Click here to read Donziger's complete witness testimony, noting that all of the greyed-out passages are those that Chevron requested be struck, and all of the yellow highlighted passages are those that Kaplan actually struck from the record based on Chevron's motions.

Here are some highlights from Donziger's written testimony:
  • The Ecuador judgment is “valid” based on overwhelming scientific evidence that Chevron “deliberately discharged billions of gallons of toxic waste into Ecuador’s rainforest” resulting in “grave harm and even death to thousands of innocent people.”  (Paragraph # 7)
  • As late as April of 2012, a high-level Chevron executive approached representatives of the rainforest communities to initiate settlement discussions. The contacts did not continue after the villagers filed legal enforcement actions to seize billions of dollars of Chevron assets in Canada and Brazil.  (Paragraph #19)
  • An environmental consultancy in the U.S., the Louis Berger Group (LBG), has independently reviewed the evidence before the Ecuador court and concluded there is ample support for the findings of liability and damages against Chevron.  It also concluded Chevron’s own evidence before the Ecuador court supports a finding of liability against the company.  LBG’s report, commissioned by the government of Ecuador, has been turned over to an arbitration panel hearing a related dispute over the pollution.  Donziger is submitting it as evidence in the RICO trial to help prove the judgment was not obtained by fraud. (Paragraphs #48, 59)
  • Donziger said the preparation of the expert report of Dr. Richard Cabera was “fundamentally consistent with Ecuador law, custom, and practice as it was occurring” in the case against Chevron.  While Chevron tries to focus attention on the report, Donziger said it is irrelevant given that the Ecuador court excluded it.  He also said there was some confusion surrounding the preparation of the report but that the science underlying it remains valid and that excluding it as evidence amounted to a “draconian” sanction against the rainforest communities.  It is Donziger’s most detailed comment yet on that issue. (Paragraphs #91 through 106)
  • Donziger also described how Chevron’s own lawyers publicly called many of the oil company’s own court-appointed experts “independent” even though they paid 100% of their fees and worked closely with them, just as lawyers for the plaintiffs did when referring to Dr.
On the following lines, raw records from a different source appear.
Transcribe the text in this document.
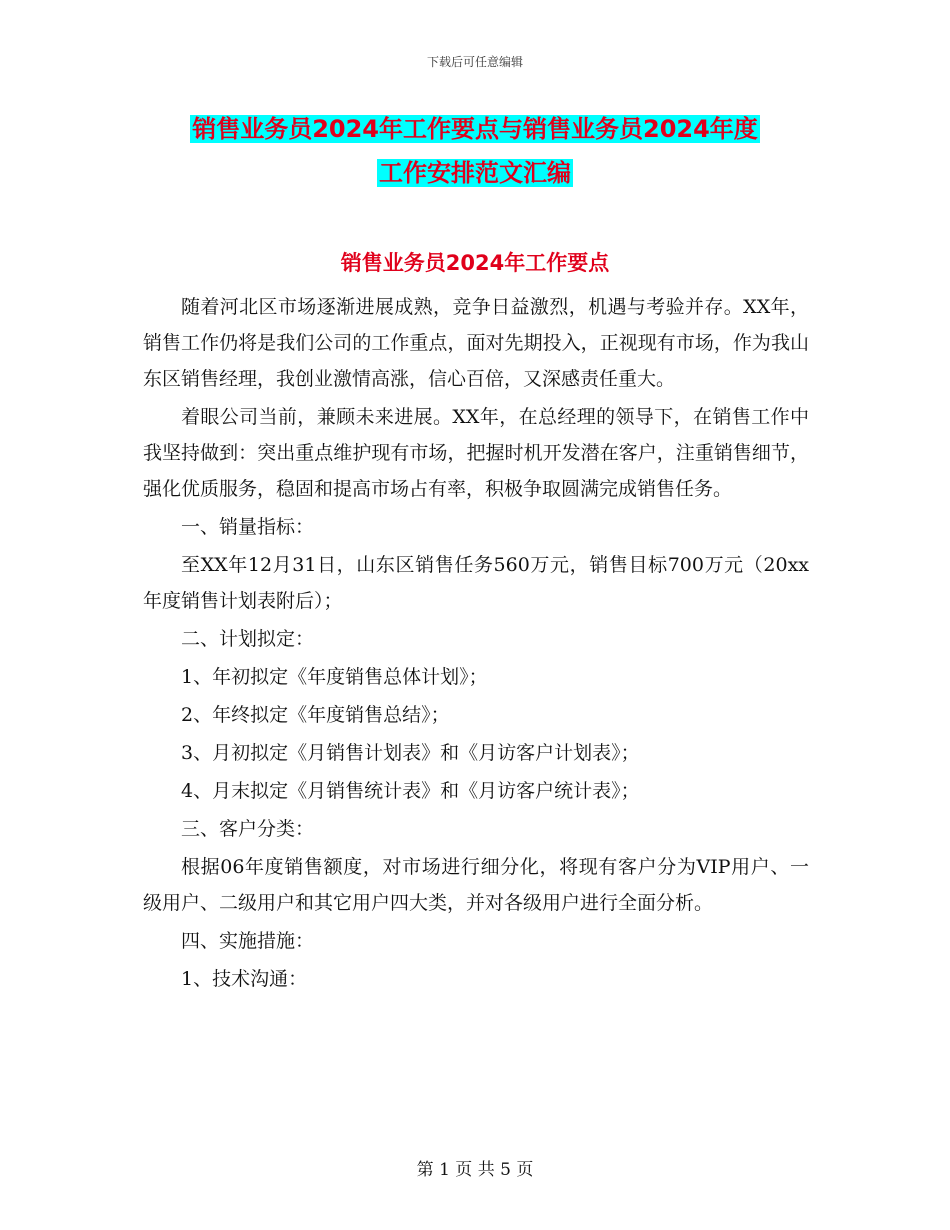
下载后可任意编辑
销售业务员2024年工作要点与销售业务员2024年度
工作安排范文汇编
销售业务员2024年工作要点

随着河北区市场逐渐进展成熟，竞争日益激烈，机遇与考验并存。XX年，销售工作仍将是我们公司的工作重点，面对先期投入，正视现有市场，作为我山东区销售经理，我创业激情高涨，信心百倍，又深感责任重大。

着眼公司当前，兼顾未来进展。XX年，在总经理的领导下，在销售工作中我坚持做到：突出重点维护现有市场，把握时机开发潜在客户，注重销售细节，强化优质服务，稳固和提高市场占有率，积极争取圆满完成销售任务。

一、销量指标：

至XX年12月31日，山东区销售任务560万元，销售目标700万元（20xx年度销售计划表附后）；

二、计划拟定：

1、年初拟定《年度销售总体计划》；

2、年终拟定《年度销售总结》；

3、月初拟定《月销售计划表》和《月访客户计划表》；

4、月末拟定《月销售统计表》和《月访客户统计表》；

三、客户分类：

根据06年度销售额度，对市场进行细分化，将现有客户分为VIP用户、一级用户、二级用户和其它用户四大类，并对各级用户进行全面分析。

四、实施措施：

1、技术沟通：

第 1 页 共 5 页
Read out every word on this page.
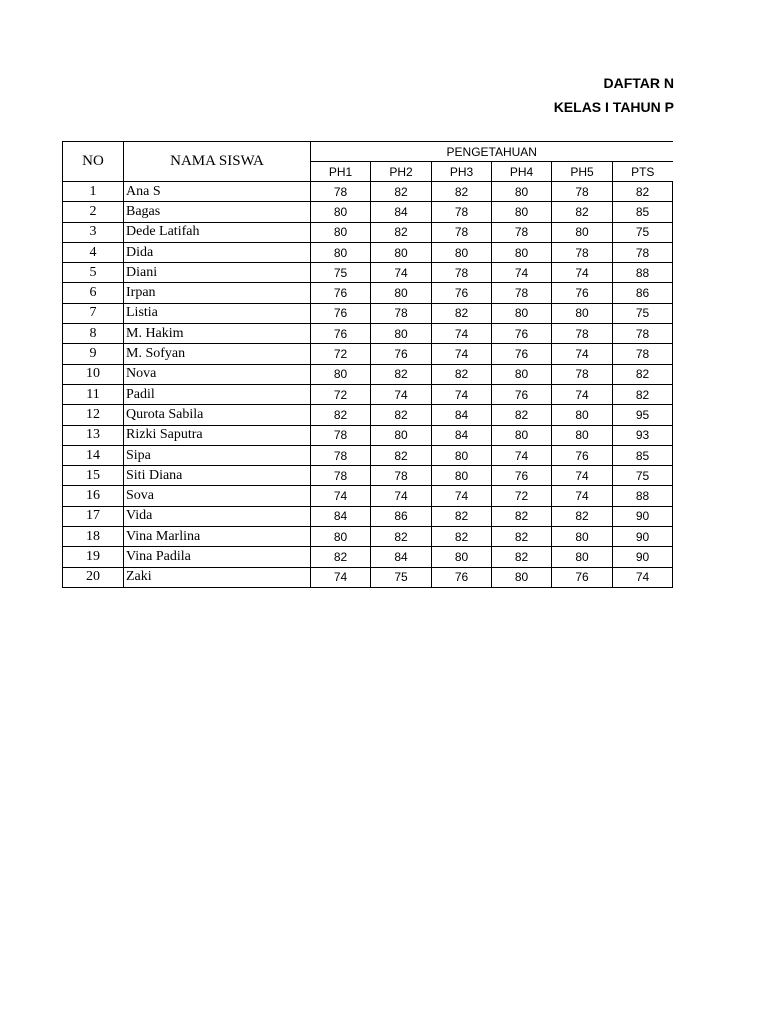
DAFTAR N
KELAS I TAHUN P
NO	NAMA SISWA	PENGETAHUAN					
		PH1	PH2	PH3	PH4	PH5	PTS
1	Ana S	78	82	82	80	78	82
2	Bagas	80	84	78	80	82	85
3	Dede Latifah	80	82	78	78	80	75
4	Dida	80	80	80	80	78	78
5	Diani	75	74	78	74	74	88
6	Irpan	76	80	76	78	76	86
7	Listia	76	78	82	80	80	75
8	M. Hakim	76	80	74	76	78	78
9	M. Sofyan	72	76	74	76	74	78
10	Nova	80	82	82	80	78	82
11	Padil	72	74	74	76	74	82
12	Qurota Sabila	82	82	84	82	80	95
13	Rizki Saputra	78	80	84	80	80	93
14	Sipa	78	82	80	74	76	85
15	Siti Diana	78	78	80	76	74	75
16	Sova	74	74	74	72	74	88
17	Vida	84	86	82	82	82	90
18	Vina Marlina	80	82	82	82	80	90
19	Vina Padila	82	84	80	82	80	90
20	Zaki	74	75	76	80	76	74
Cabrera.  Chevron has claimed Donziger was trying to mislead the public when he called Cabrera “independent” but Donziger says the term, based on what he knows today, is accurate and was widely used by both parties in the case to describe their own experts. (Paragraphs #79 through 90)
  • Donziger suggested that lawyers on the plaintiff’s team made some minor errors typical in a contentious and long-running litigation, but that those errors paled in comparison to the deeply corrupt acts engaged in by Chevron to sabotage the trial.  Whatever errors were committed did not come close to amounting to fraud, as has been confirmed by Ecuador’s courts.  Although Judge Kaplan has tried to exclude evidence of Chevron’s corruption, Donziger is trying to bring it in as evidence of his state of mind.
  • Donziger again made it clear – as he did in a sworn declaration submitted to Kaplan’s court last March – that he did not bribe a judge in Ecuador and that Chevron’s star witness who so alleges, Alberto Guerra, is corrupt and a liar.  Donziger said Guerra’s testimony is a “massive lie” at the core of Chevron’s case.  A motion to strike Guerra’s testimony is pending before the court.
Donziger's declaration is a profoundly important summary of the two-decade effort of the rainforest communities to hold Chevron accountable. After reading the powerful testimony, and comparing the grey parts—sections Chevron asked to be stricken—and yellow highlighted passages—sections Judge Kaplan struck from the record—one can be forgiven for thinking that censorship is alive and well in America.

It is, and it's being carried out under the guise of a judicial process that Chevron is using to conceal its crimes in Ecuador and retaliate against those that have helped bring them to light.